I got a secret weapon for this season. A new TT bike? No, although the white Shiv TT frame is pretty cool. A new helmet? No, although I am looking around for something bright and comfortable with my LEJOG record attempt in mind. A motor? No way! My alias may be duracellbunnyonabike, but I don’t need a motor. I got my parents to thank for some good endurance genes. So what is my secret weapon for 2016? Keep reading to find out…
I’ll give you one hint: aged 52 my new secret weapon is actually not that ‘new’ … although I wouldn’t dare to say ‘old’ either! It’s not a weapon in the sense of something that I am unleashing at my fellow competitors either. That said, my secret weapon is giving quite a few of them a bit of a surprise. Some are surprised because they expected a man (with organisers listing her so wrongly) and others because they just never heard of her before and are baffled with how blistering fast she is at her age.
My secret weapon is Chris Melia: my former colleague who sadly now works for a rival firm.
Chris first rode with me back in September 2010 when we raised £10,000 for Cancer Research UK with a 100 mile ride from Penrith to Warrington. The ride was organised by Phil Reddy, a former client who had just recovered from cancer of the oesophagus. Phil had used cycling to cheer himself up and help him get fitter and stronger again. Back then I had only just started cycling. I was still on my old ALAN with downtube shifters, and as you can see in the picture, I didn’t even know how to put a helmet on 😉 I was very nervous about the clip-in pedals and certainly had never cycled 100 miles in one go before. Phil Reddy was amazing and it was great to be part of his challenge. Sadly, he passed away just three months later as the cancer returned.
Back then Chris was definitely a far stronger and faster cyclist than me. I was baffled by how she could just steam ahead to those further up the road to warn them about us stragglers at the back and whiz forward and back so effortlessly.
Fast forward to mid-2015 and suddenly the roles were reversed.
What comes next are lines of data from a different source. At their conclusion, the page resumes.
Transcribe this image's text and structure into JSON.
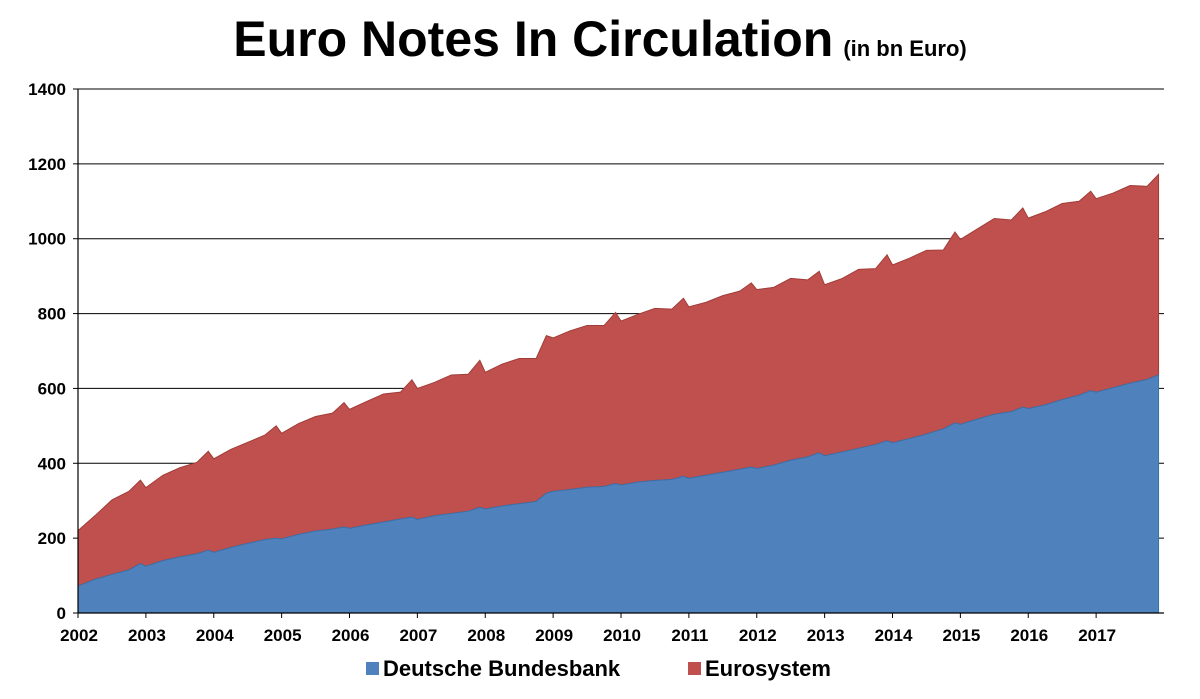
{
  "chart_data": {
    "type": "area",
    "stacked": true,
    "title": "Euro Notes In Circulation",
    "subtitle": "(in bn Euro)",
    "xlabel": "",
    "ylabel": "",
    "xlim": [
      2002.0,
      2018.0
    ],
    "ylim": [
      0,
      1400
    ],
    "yticks": [
      "0",
      "200",
      "400",
      "600",
      "800",
      "1000",
      "1200",
      "1400"
    ],
    "xticks": [
      "2002",
      "2003",
      "2004",
      "2005",
      "2006",
      "2007",
      "2008",
      "2009",
      "2010",
      "2011",
      "2012",
      "2013",
      "2014",
      "2015",
      "2016",
      "2017"
    ],
    "grid": true,
    "legend_position": "bottom",
    "x": [
      2002.0,
      2002.25,
      2002.5,
      2002.75,
      2002.92,
      2003.0,
      2003.25,
      2003.5,
      2003.75,
      2003.92,
      2004.0,
      2004.25,
      2004.5,
      2004.75,
      2004.92,
      2005.0,
      2005.25,
      2005.5,
      2005.75,
      2005.92,
      2006.0,
      2006.25,
      2006.5,
      2006.75,
      2006.92,
      2007.0,
      2007.25,
      2007.5,
      2007.75,
      2007.92,
      2008.0,
      2008.25,
      2008.5,
      2008.75,
      2008.9,
      2009.0,
      2009.25,
      2009.5,
      2009.75,
      2009.92,
      2010.0,
      2010.25,
      2010.5,
      2010.75,
      2010.92,
      2011.0,
      2011.25,
      2011.5,
      2011.75,
      2011.92,
      2012.0,
      2012.25,
      2012.5,
      2012.75,
      2012.92,
      2013.0,
      2013.25,
      2013.5,
      2013.75,
      2013.92,
      2014.0,
      2014.25,
      2014.5,
      2014.75,
      2014.92,
      2015.0,
      2015.25,
      2015.5,
      2015.75,
      2015.92,
      2016.0,
      2016.25,
      2016.5,
      2016.75,
      2016.92,
      2017.0,
      2017.25,
      2017.5,
      2017.75,
      2017.92
    ],
    "series": [
      {
        "name": "Deutsche Bundesbank",
        "color": "#4f81bd",
        "values": [
          72,
          90,
          103,
          115,
          132,
          125,
          140,
          150,
          158,
          168,
          162,
          175,
          186,
          196,
          200,
          198,
          210,
          219,
          224,
          230,
          226,
          235,
          243,
          251,
          256,
          250,
          260,
          266,
          272,
          282,
          278,
          286,
          292,
          298,
          320,
          325,
          330,
          336,
          338,
          346,
          342,
          350,
          354,
          357,
          365,
          360,
          368,
          376,
          384,
          390,
          386,
          395,
          408,
          417,
          428,
          420,
          430,
          440,
          450,
          460,
          455,
          466,
          478,
          492,
          508,
          504,
          518,
          531,
          538,
          550,
          546,
          556,
          570,
          582,
          594,
          590,
          602,
          614,
          624,
          636
        ]
      },
      {
        "name": "Eurosystem",
        "color": "#c0504d",
        "values": [
          148,
          170,
          199,
          210,
          223,
          210,
          228,
          238,
          244,
          264,
          250,
          262,
          270,
          279,
          300,
          282,
          296,
          306,
          310,
          332,
          318,
          330,
          342,
          339,
          367,
          350,
          356,
          370,
          366,
          393,
          365,
          379,
          388,
          382,
          421,
          410,
          424,
          432,
          430,
          457,
          438,
          448,
          460,
          455,
          476,
          458,
          462,
          472,
          476,
          492,
          478,
          475,
          486,
          473,
          485,
          457,
          463,
          478,
          470,
          497,
          475,
          482,
          491,
          478,
          510,
          494,
          508,
          523,
          512,
          532,
          509,
          516,
          524,
          518,
          533,
          517,
          520,
          528,
          516,
          536
        ]
      }
    ]
  }
}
Chris just discovered the world of timetrialling and got properly hooked. My mobile phone was buzzing regularly with questions about training, equipment etc. Eventually the easiest solution was to simply refer her to my coach as what works for me might not be applicable to her at all. He is usually pretty full up with athletes, but I told him that he simply had to make way for Chris as she just got so much bloody potential. A good referral it seems as she has been flying ever since.
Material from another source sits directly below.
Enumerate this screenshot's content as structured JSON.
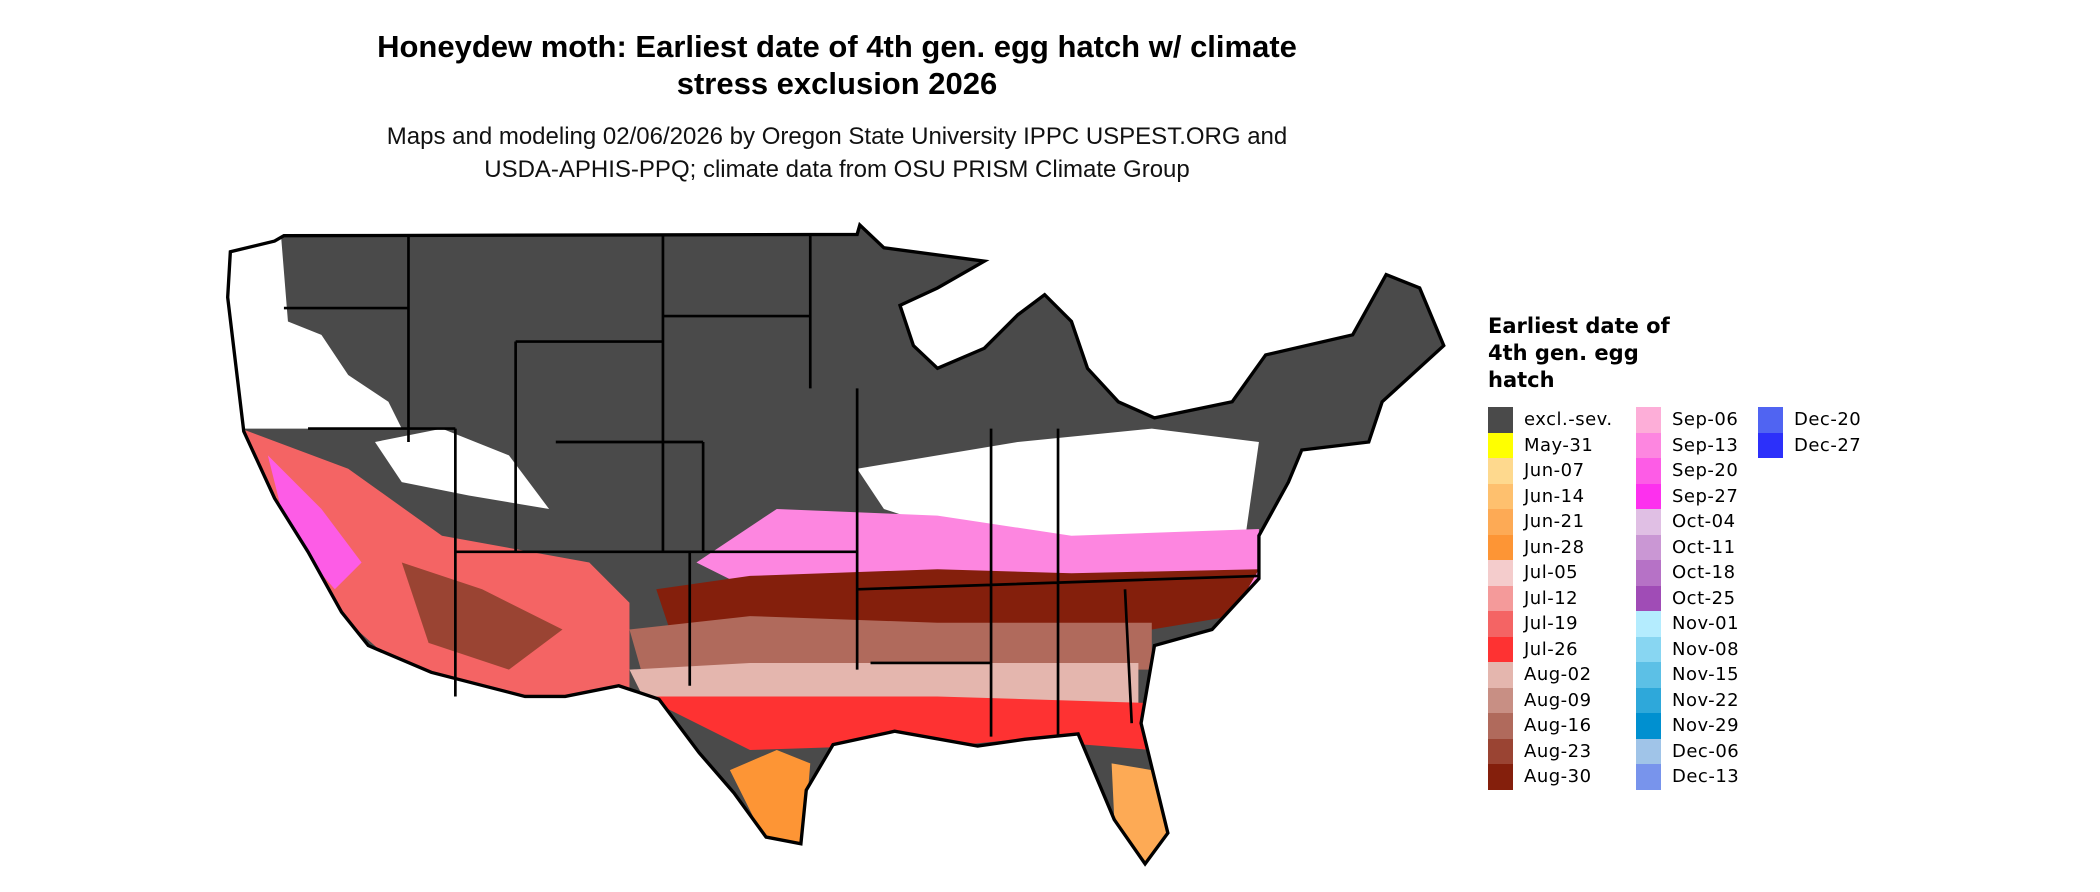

Now, let me get back to the reference to Chris as my secret weapon. Why? Well, it’s simple. There is just nobody else who understands as well as she does how challenging exactly it is to fit my cycling training around my demanding full-time job. We are lucky to be working in this wonderful niche of ‘destination consulting’, which consists of providing strategic and business planning advice to clients in the tourism, leisure and cultural sectors. The job gives me a great buzz, but (at times) is also responsible for my sleep deprivation training. Chris knows like no other the challenging nature of the job and has witnessed my passion and work ethic first-hand. She also juggles a significant number of hours on the bike each week in between client meetings, report deadlines etc. I hesitated when my coach asked whether I wanted him to make Chris as fast as I am, but honestly… if I can only be half the consultant you are Chris, I would happily take a beating in a TT (as long as I get to beat you to a consultancy project that is… 😉 So, now the secret is out and I am pretty sure that those who didn’t know Chris yet will be blown away by her results (and great personality) soon.
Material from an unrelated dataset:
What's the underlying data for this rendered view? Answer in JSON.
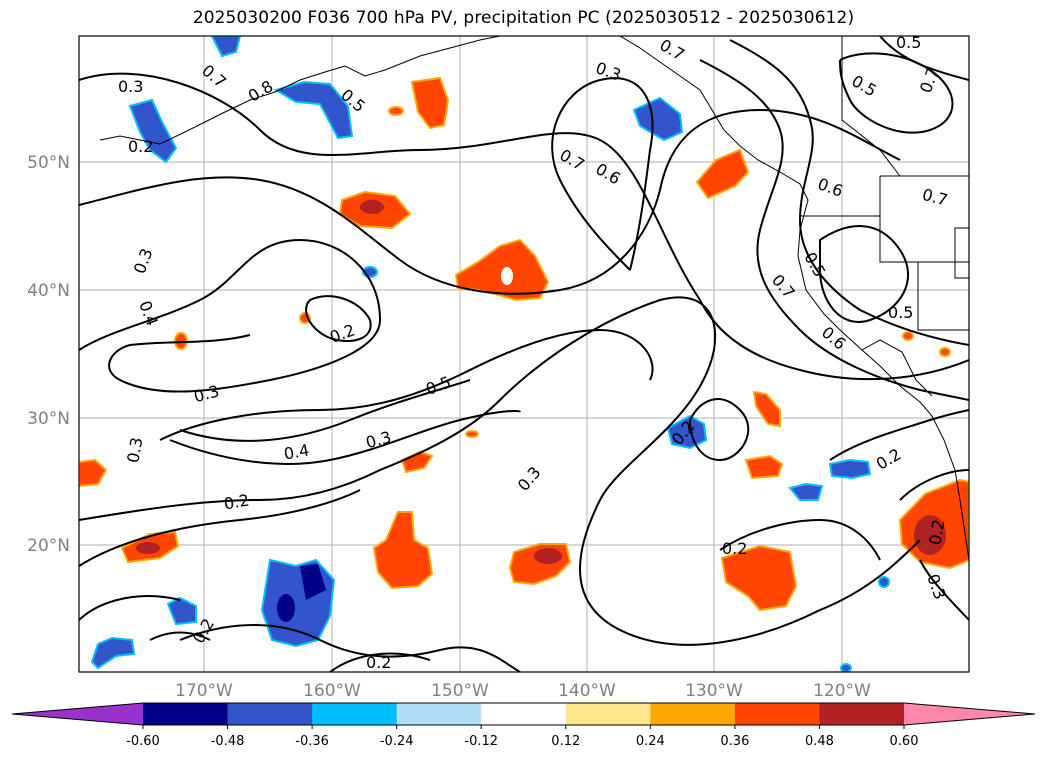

Having Chris join my new team Born to Bike is just the best. In fact, upon joining Born to Bike it almost felt like I gained a whole armoury. Most of them may be based around the Midlands, but our daily WhatsApp messages have really made me feel part of something great. I feel connected, supported and my mind is in a happy place. Given that timetrialling, and certainly the longer distances, are as much a mental as physical challenge, that’s a pretty good thing.